Consumer confidence (GfK)
- The GfK consumer confidence index fell to -19 in February (from -16), a three‑point drop and the weakest reading since November.
- Key drivers: worsening perceptions of personal finances, a decline in major‑purchase intent, a 7‑point fall in the savings index, and rising unemployment (the highest level in nearly five years).
Business sentiment
- A separate corporate survey showed business optimism improving, with optimism in UK growth jumping 8 points to 36% and overall business confidence steady at 44%.
Strategic implications for media and streaming
- Paramount acquiring WBD would combine two major studio and streaming ecosystems, potentially creating a new large-scale competitor to Disney and Netflix. However, the deal would likely leave the merged entity with materially higher leverage that management would need to address.
- If completed with remedies, the transaction could consolidate content libraries (HBO, major film franchises) and create distribution synergies, while attracting regulatory oversight on market concentration and consumer choice.

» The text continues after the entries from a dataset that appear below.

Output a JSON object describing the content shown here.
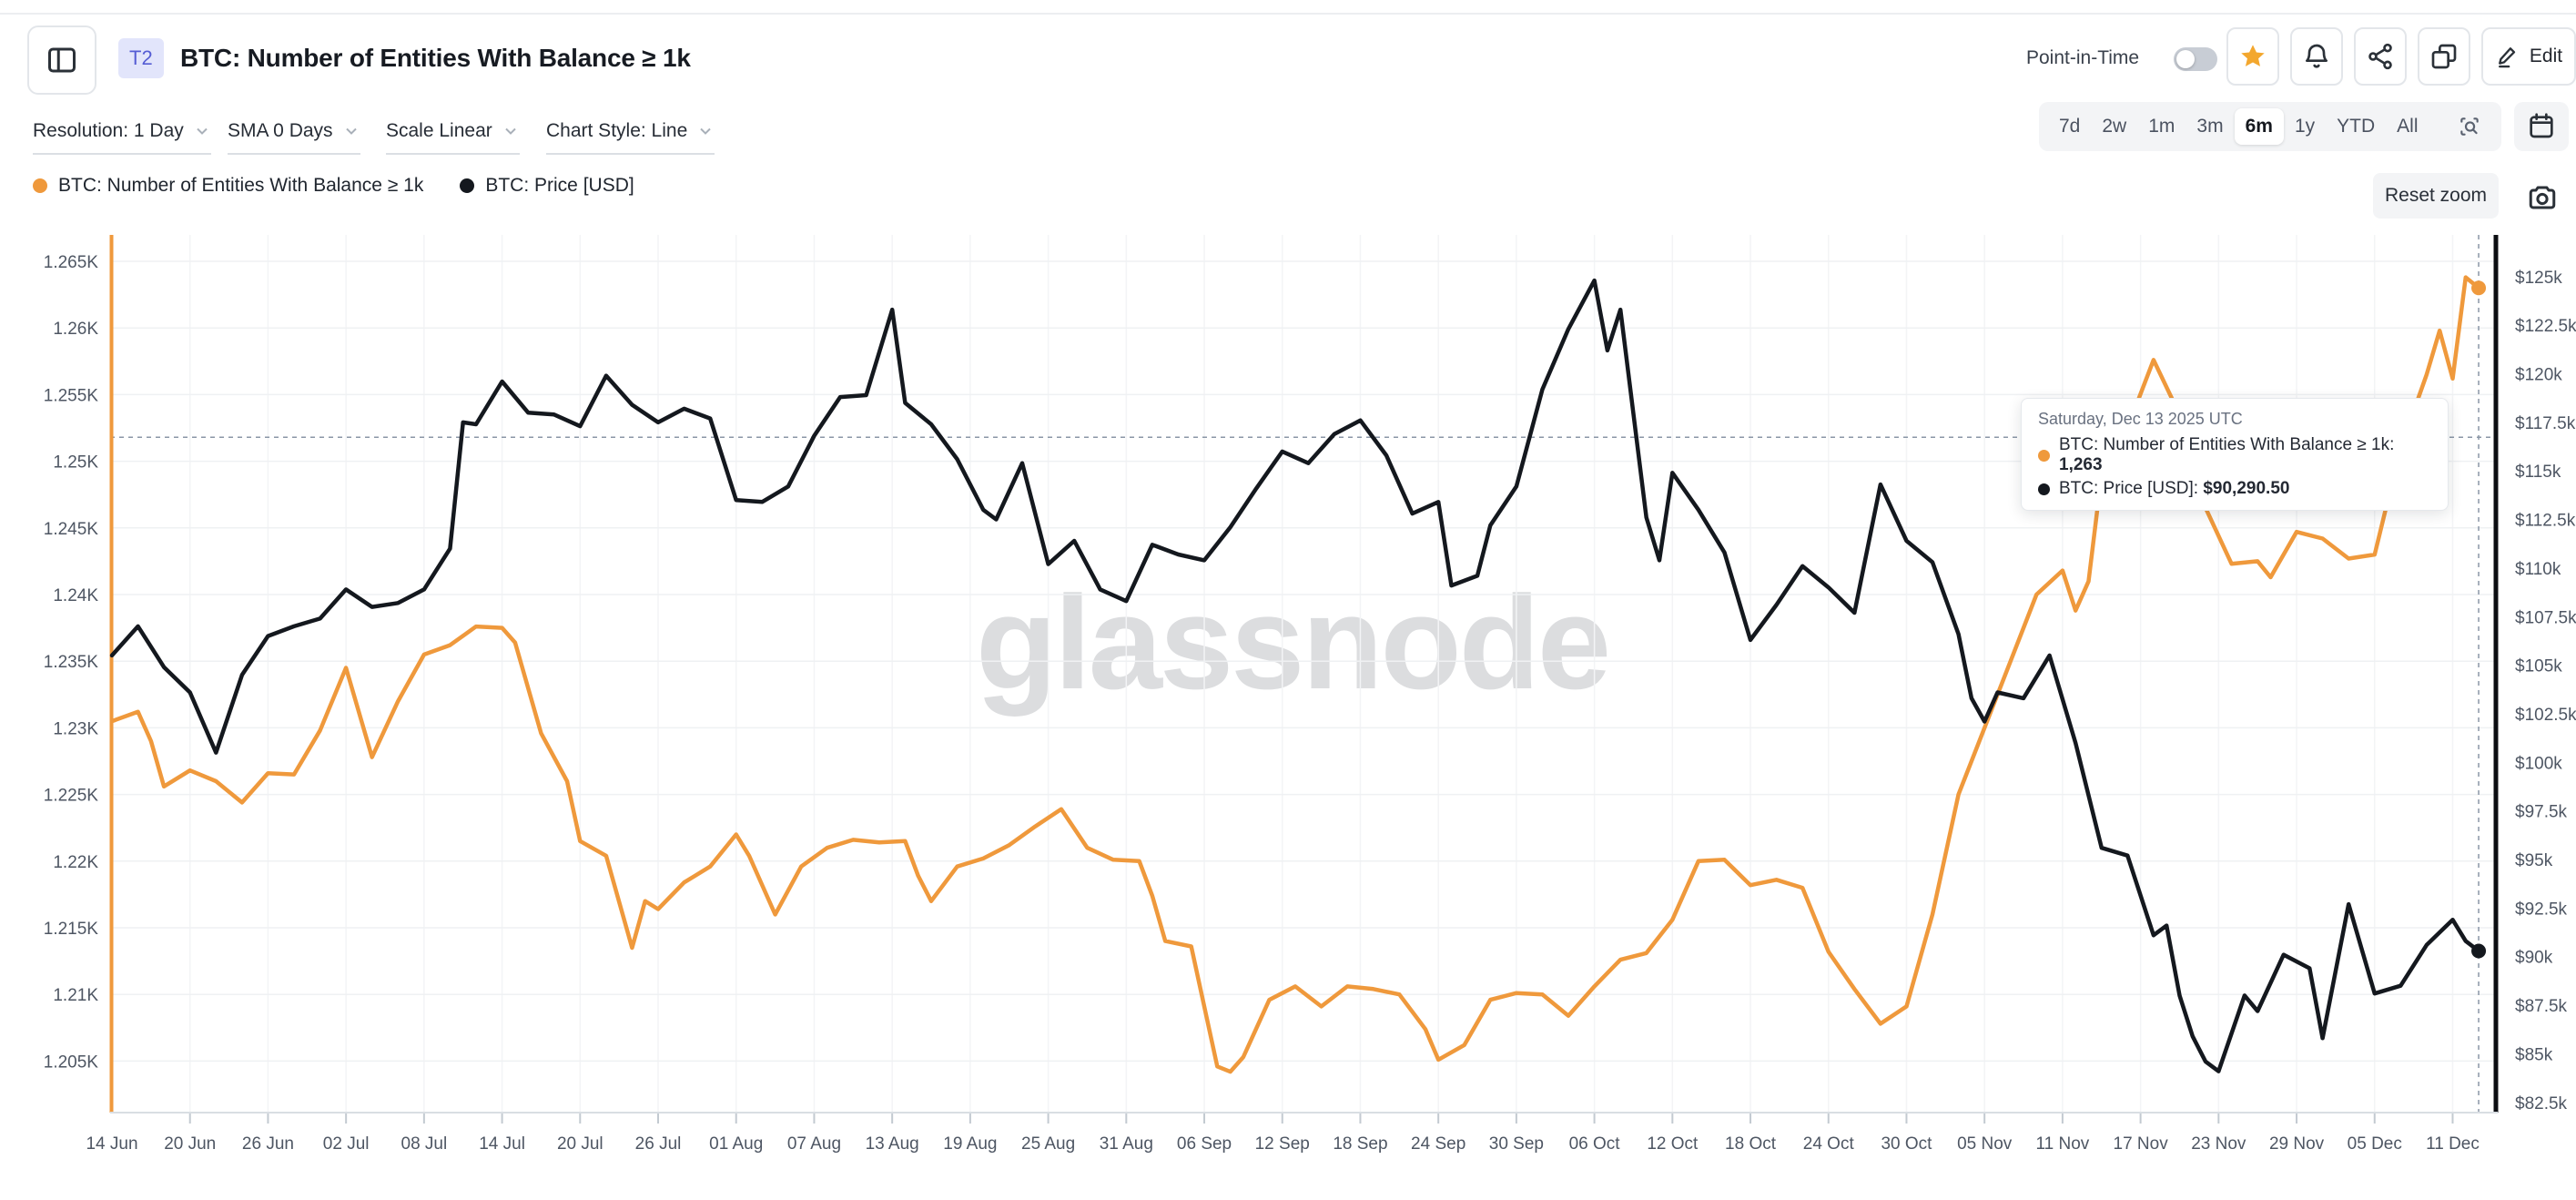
{
  "header": {
    "badge": "T2",
    "title": "BTC: Number of Entities With Balance ≥ 1k",
    "point_in_time_label": "Point-in-Time",
    "point_in_time_on": false,
    "edit_label": "Edit"
  },
  "toolbar": {
    "dropdowns": [
      {
        "label": "Resolution: 1 Day"
      },
      {
        "label": "SMA 0 Days"
      },
      {
        "label": "Scale Linear"
      },
      {
        "label": "Chart Style: Line"
      }
    ]
  },
  "ranges": {
    "items": [
      "7d",
      "2w",
      "1m",
      "3m",
      "6m",
      "1y",
      "YTD",
      "All"
    ],
    "active": "6m"
  },
  "reset_zoom_label": "Reset zoom",
  "watermark": "glassnode",
  "legend": [
    {
      "label": "BTC: Number of Entities With Balance ≥ 1k",
      "color": "#EF993C"
    },
    {
      "label": "BTC: Price [USD]",
      "color": "#14181E"
    }
  ],
  "tooltip": {
    "date": "Saturday, Dec 13 2025 UTC",
    "rows": [
      {
        "label": "BTC: Number of Entities With Balance ≥ 1k:",
        "value": "1,263",
        "color": "#EF993C"
      },
      {
        "label": "BTC: Price [USD]:",
        "value": "$90,290.50",
        "color": "#14181E"
      }
    ]
  },
  "colors": {
    "orange": "#EF993C",
    "black_line": "#14181E",
    "star": "#F3A72E",
    "badge_bg": "#E2E5FB",
    "badge_text": "#555DD4",
    "grid": "#EFF1F3",
    "crosshair": "#8A96A6",
    "axis_text": "#4E5663"
  },
  "chart_data": {
    "type": "line",
    "title": "BTC: Number of Entities With Balance ≥ 1k vs BTC: Price [USD]",
    "x_axis": {
      "start_date": "2025-06-14",
      "end_date": "2025-12-13",
      "tick_interval_days": 6,
      "tick_labels": [
        "14 Jun",
        "20 Jun",
        "26 Jun",
        "02 Jul",
        "08 Jul",
        "14 Jul",
        "20 Jul",
        "26 Jul",
        "01 Aug",
        "07 Aug",
        "13 Aug",
        "19 Aug",
        "25 Aug",
        "31 Aug",
        "06 Sep",
        "12 Sep",
        "18 Sep",
        "24 Sep",
        "30 Sep",
        "06 Oct",
        "12 Oct",
        "18 Oct",
        "24 Oct",
        "30 Oct",
        "05 Nov",
        "11 Nov",
        "17 Nov",
        "23 Nov",
        "29 Nov",
        "05 Dec",
        "11 Dec"
      ]
    },
    "left_axis": {
      "min": 1205,
      "max": 1265,
      "ticks": [
        {
          "label": "1.265K",
          "value": 1265
        },
        {
          "label": "1.26K",
          "value": 1260
        },
        {
          "label": "1.255K",
          "value": 1255
        },
        {
          "label": "1.25K",
          "value": 1250
        },
        {
          "label": "1.245K",
          "value": 1245
        },
        {
          "label": "1.24K",
          "value": 1240
        },
        {
          "label": "1.235K",
          "value": 1235
        },
        {
          "label": "1.23K",
          "value": 1230
        },
        {
          "label": "1.225K",
          "value": 1225
        },
        {
          "label": "1.22K",
          "value": 1220
        },
        {
          "label": "1.215K",
          "value": 1215
        },
        {
          "label": "1.21K",
          "value": 1210
        },
        {
          "label": "1.205K",
          "value": 1205
        }
      ]
    },
    "right_axis": {
      "min": 82.5,
      "max": 125,
      "ticks": [
        {
          "label": "$125k",
          "value": 125
        },
        {
          "label": "$122.5k",
          "value": 122.5
        },
        {
          "label": "$120k",
          "value": 120
        },
        {
          "label": "$117.5k",
          "value": 117.5
        },
        {
          "label": "$115k",
          "value": 115
        },
        {
          "label": "$112.5k",
          "value": 112.5
        },
        {
          "label": "$110k",
          "value": 110
        },
        {
          "label": "$107.5k",
          "value": 107.5
        },
        {
          "label": "$105k",
          "value": 105
        },
        {
          "label": "$102.5k",
          "value": 102.5
        },
        {
          "label": "$100k",
          "value": 100
        },
        {
          "label": "$97.5k",
          "value": 97.5
        },
        {
          "label": "$95k",
          "value": 95
        },
        {
          "label": "$92.5k",
          "value": 92.5
        },
        {
          "label": "$90k",
          "value": 90
        },
        {
          "label": "$87.5k",
          "value": 87.5
        },
        {
          "label": "$85k",
          "value": 85
        },
        {
          "label": "$82.5k",
          "value": 82.5
        }
      ]
    },
    "crosshair": {
      "day": 182,
      "left_value": 1251.8
    },
    "grid": true,
    "legend_position": "top-left",
    "series": [
      {
        "name": "BTC: Number of Entities With Balance ≥ 1k",
        "color": "#EF993C",
        "axis": "left",
        "end_marker": true,
        "points": [
          [
            0,
            1230.5
          ],
          [
            2,
            1231.2
          ],
          [
            3,
            1229.0
          ],
          [
            4,
            1225.6
          ],
          [
            6,
            1226.8
          ],
          [
            8,
            1226.0
          ],
          [
            10,
            1224.4
          ],
          [
            12,
            1226.6
          ],
          [
            14,
            1226.5
          ],
          [
            16,
            1229.8
          ],
          [
            18,
            1234.5
          ],
          [
            20,
            1227.8
          ],
          [
            22,
            1232.0
          ],
          [
            24,
            1235.5
          ],
          [
            26,
            1236.2
          ],
          [
            28,
            1237.6
          ],
          [
            30,
            1237.5
          ],
          [
            31,
            1236.4
          ],
          [
            33,
            1229.6
          ],
          [
            35,
            1226.0
          ],
          [
            36,
            1221.5
          ],
          [
            38,
            1220.4
          ],
          [
            40,
            1213.5
          ],
          [
            41,
            1217.0
          ],
          [
            42,
            1216.4
          ],
          [
            44,
            1218.4
          ],
          [
            46,
            1219.6
          ],
          [
            48,
            1222.0
          ],
          [
            49,
            1220.4
          ],
          [
            51,
            1216.0
          ],
          [
            53,
            1219.6
          ],
          [
            55,
            1221.0
          ],
          [
            57,
            1221.6
          ],
          [
            59,
            1221.4
          ],
          [
            61,
            1221.5
          ],
          [
            62,
            1218.9
          ],
          [
            63,
            1217.0
          ],
          [
            65,
            1219.6
          ],
          [
            67,
            1220.2
          ],
          [
            69,
            1221.2
          ],
          [
            71,
            1222.6
          ],
          [
            73,
            1223.9
          ],
          [
            75,
            1221.0
          ],
          [
            77,
            1220.1
          ],
          [
            79,
            1220.0
          ],
          [
            80,
            1217.4
          ],
          [
            81,
            1214.0
          ],
          [
            83,
            1213.6
          ],
          [
            85,
            1204.6
          ],
          [
            86,
            1204.2
          ],
          [
            87,
            1205.3
          ],
          [
            89,
            1209.6
          ],
          [
            91,
            1210.6
          ],
          [
            93,
            1209.1
          ],
          [
            95,
            1210.6
          ],
          [
            97,
            1210.4
          ],
          [
            99,
            1210.0
          ],
          [
            101,
            1207.4
          ],
          [
            102,
            1205.1
          ],
          [
            104,
            1206.2
          ],
          [
            106,
            1209.6
          ],
          [
            108,
            1210.1
          ],
          [
            110,
            1210.0
          ],
          [
            112,
            1208.4
          ],
          [
            114,
            1210.6
          ],
          [
            116,
            1212.6
          ],
          [
            118,
            1213.1
          ],
          [
            120,
            1215.6
          ],
          [
            122,
            1220.0
          ],
          [
            124,
            1220.1
          ],
          [
            126,
            1218.2
          ],
          [
            128,
            1218.6
          ],
          [
            130,
            1218.0
          ],
          [
            132,
            1213.2
          ],
          [
            134,
            1210.4
          ],
          [
            136,
            1207.8
          ],
          [
            138,
            1209.1
          ],
          [
            140,
            1216.0
          ],
          [
            142,
            1225.0
          ],
          [
            144,
            1230.0
          ],
          [
            146,
            1235.0
          ],
          [
            148,
            1240.0
          ],
          [
            150,
            1241.8
          ],
          [
            151,
            1238.8
          ],
          [
            152,
            1241.0
          ],
          [
            153,
            1249.0
          ],
          [
            155,
            1252.5
          ],
          [
            157,
            1257.6
          ],
          [
            159,
            1253.5
          ],
          [
            160,
            1248.0
          ],
          [
            161,
            1246.5
          ],
          [
            163,
            1242.3
          ],
          [
            165,
            1242.5
          ],
          [
            166,
            1241.3
          ],
          [
            168,
            1244.7
          ],
          [
            170,
            1244.2
          ],
          [
            172,
            1242.7
          ],
          [
            174,
            1243.0
          ],
          [
            176,
            1251.0
          ],
          [
            178,
            1256.5
          ],
          [
            179,
            1259.8
          ],
          [
            180,
            1256.2
          ],
          [
            181,
            1263.8
          ],
          [
            182,
            1263
          ]
        ]
      },
      {
        "name": "BTC: Price [USD]",
        "color": "#14181E",
        "axis": "right",
        "end_marker": true,
        "points": [
          [
            0,
            105.5
          ],
          [
            2,
            107.0
          ],
          [
            4,
            104.9
          ],
          [
            6,
            103.6
          ],
          [
            8,
            100.5
          ],
          [
            10,
            104.5
          ],
          [
            12,
            106.5
          ],
          [
            14,
            107.0
          ],
          [
            16,
            107.4
          ],
          [
            18,
            108.9
          ],
          [
            20,
            108.0
          ],
          [
            22,
            108.2
          ],
          [
            24,
            108.9
          ],
          [
            26,
            111.0
          ],
          [
            27,
            117.5
          ],
          [
            28,
            117.4
          ],
          [
            30,
            119.6
          ],
          [
            32,
            118.0
          ],
          [
            34,
            117.9
          ],
          [
            36,
            117.3
          ],
          [
            38,
            119.9
          ],
          [
            40,
            118.4
          ],
          [
            42,
            117.5
          ],
          [
            44,
            118.2
          ],
          [
            46,
            117.7
          ],
          [
            48,
            113.5
          ],
          [
            50,
            113.4
          ],
          [
            52,
            114.2
          ],
          [
            54,
            116.8
          ],
          [
            56,
            118.8
          ],
          [
            58,
            118.9
          ],
          [
            60,
            123.3
          ],
          [
            61,
            118.5
          ],
          [
            63,
            117.4
          ],
          [
            65,
            115.6
          ],
          [
            67,
            113.0
          ],
          [
            68,
            112.5
          ],
          [
            70,
            115.4
          ],
          [
            72,
            110.2
          ],
          [
            74,
            111.4
          ],
          [
            76,
            108.9
          ],
          [
            78,
            108.3
          ],
          [
            80,
            111.2
          ],
          [
            82,
            110.7
          ],
          [
            84,
            110.4
          ],
          [
            86,
            112.1
          ],
          [
            88,
            114.1
          ],
          [
            90,
            116.0
          ],
          [
            92,
            115.4
          ],
          [
            94,
            116.9
          ],
          [
            96,
            117.6
          ],
          [
            98,
            115.8
          ],
          [
            100,
            112.8
          ],
          [
            102,
            113.4
          ],
          [
            103,
            109.1
          ],
          [
            105,
            109.6
          ],
          [
            106,
            112.2
          ],
          [
            108,
            114.2
          ],
          [
            110,
            119.2
          ],
          [
            112,
            122.3
          ],
          [
            114,
            124.8
          ],
          [
            115,
            121.2
          ],
          [
            116,
            123.3
          ],
          [
            118,
            112.6
          ],
          [
            119,
            110.4
          ],
          [
            120,
            114.9
          ],
          [
            122,
            113.0
          ],
          [
            124,
            110.8
          ],
          [
            126,
            106.3
          ],
          [
            128,
            108.1
          ],
          [
            130,
            110.1
          ],
          [
            132,
            109.0
          ],
          [
            134,
            107.7
          ],
          [
            136,
            114.3
          ],
          [
            138,
            111.4
          ],
          [
            140,
            110.3
          ],
          [
            142,
            106.6
          ],
          [
            143,
            103.3
          ],
          [
            144,
            102.1
          ],
          [
            145,
            103.6
          ],
          [
            147,
            103.3
          ],
          [
            149,
            105.5
          ],
          [
            151,
            101.0
          ],
          [
            153,
            95.6
          ],
          [
            155,
            95.2
          ],
          [
            157,
            91.1
          ],
          [
            158,
            91.6
          ],
          [
            159,
            88.0
          ],
          [
            160,
            85.9
          ],
          [
            161,
            84.6
          ],
          [
            162,
            84.1
          ],
          [
            164,
            88.0
          ],
          [
            165,
            87.2
          ],
          [
            167,
            90.1
          ],
          [
            169,
            89.4
          ],
          [
            170,
            85.8
          ],
          [
            172,
            92.7
          ],
          [
            174,
            88.1
          ],
          [
            176,
            88.5
          ],
          [
            178,
            90.6
          ],
          [
            180,
            91.9
          ],
          [
            181,
            90.8
          ],
          [
            182,
            90.29
          ]
        ]
      }
    ]
  }
}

Key data and takeaways (quick reference)
- Paramount offer: $31.00 per WBD share.
- Netflix bid (targeted assets): $27.75 per share.
- Netflix share move: +8.5% after hours.
- Paramount/PSKY pre‑market move: +8.7%.
- FTSE 100: ~10,914 points (+9% YTD).
- UK government bond yields: down ~2 basis points on 10y/30y tenors.
- UK government trust: 21.9% (Dec 2025–Jan 2026).
- GfK consumer confidence: -19 (Feb).
Investment implications and next steps for traders
- Short term: remove takeover uncertainty from Netflix equity; price now likely to reflect operational performance metrics (ARPU, churn, margin).
- Event risk: monitor EU and UK antitrust deadlines and any remedy announcements over the next 10–13 months that could alter the transaction economics for PSKY/WBD.
- Sector exposure: media and entertainment investors should model higher leverage for a PSKY/WBD combined entity and stress‑test cash flow assumptions for content investment and debt servicing.
Conclusion
The Bid for Warner Bros Discovery has decisively shifted: Netflix has stepped away at its $27.75 offer level, Paramount has elevated its bid to $31 and markets view the outcome as reducing M&A uncertainty for Netflix while raising the probability of a large-scale consolidation in the studio/streaming sector. The critical path now runs through extended regulatory review, potential remedies, and the combined entity’s ability to manage elevated leverage if the deal completes.